Mostarda dos taludes
Descurainia preauxiana (Webb) O. E. Schulz
As ilhas são fábricas prodigiosas de diversidade. Vinda do continente mais próximo na forma de semente, instala-se uma planta numa ilha; e, na mesma altura ou uns tempos mais tarde, a mesma planta chega a outras ilhas do mesmo arquipélago. Deixemos as plantas em sossego umas centenas de milhares de anos, sem contacto entre si nem com os antepassados continentais, e no fim observemos os resultados. Não só as plantas se fizeram radicalmente diferentes daquilo que eram à época da migração, como, dependendo da ilha, essa divergência tomou aspectos bem diferenciados. Consideremos, por exemplo, o género Descurainia, integrado na família das couves e das mostardas. Apesar de o género se espalhar pela América do Norte e do Sul, pela Europa e pela Ásia, o seu único representante na Europa (e, de raspão, no norte de África) é a Descurainia sophia, ou erva-de-santa-Sofia, nativa de quase todas as regiões temperadas do hemisfério norte. É portanto de admitir que as espécies de Descurainia existentes nas Canárias — que totalizam sete, tantas quantas as principais ilhas do arquipálago — sejam descendentes dessa única espécie europeia. O arquipélago das Canárias, com uma superfície total que é 1400 vezes menor do que a da Europa, produziu sete vezes mais espécies do género Descurainia — que optaram, todas elas, por ser arbustos perenes, em contraste com a D. sophia e demais espécies do género, que por regra são herbáceas anuais. É de presumir que a amenidade do clima insular, sem grandes variações ao longo do ano, tenha induzido essa maior longevidade: não havendo estações do ano tão adversas que a vida se torne impossível, não se justifica que os organismos abdiquem de viver em certos períodos do ano.

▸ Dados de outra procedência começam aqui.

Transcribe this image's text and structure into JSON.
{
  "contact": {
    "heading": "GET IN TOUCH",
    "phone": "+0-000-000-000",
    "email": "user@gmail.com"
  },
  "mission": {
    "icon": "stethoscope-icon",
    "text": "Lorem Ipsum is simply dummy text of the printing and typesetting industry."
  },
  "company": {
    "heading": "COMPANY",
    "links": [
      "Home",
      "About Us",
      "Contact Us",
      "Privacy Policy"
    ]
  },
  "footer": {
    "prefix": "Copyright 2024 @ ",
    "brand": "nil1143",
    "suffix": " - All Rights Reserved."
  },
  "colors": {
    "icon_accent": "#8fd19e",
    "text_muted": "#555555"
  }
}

A repartição das espécies de Descurainia entre as ilhas das Canárias é desigual: Tenerife conta com três espécies endémicas (entre elas a D. bourgeana, que vive nos picos do Teide), Grã-Canária com duas, La Palma com outra, e há uma última espécie (primeira em abundância), que é a D. millefolia, partilhada por Tenerife, La Palma e La Gomera. A planta que hoje ilustra o texto é a Descurainia preauxiana, da Grã-Canária, bastante comum na zona central montanhosa da ilha, e com declarada preferência por taludes de estrada convenientemente pedregosos. As folhas pinadas, com lóbulos lineares e dispostas em rosetas nas extremidades dos ramos, permitem uma identificação inequívoca, pelo menos na época de floração da planta — a qual, apesar de certas fontes asseverarem decorrer de Março a Maio, é de facto mais prolongada, como comprovam estas fotos tiradas no final de Dezembro de 2019.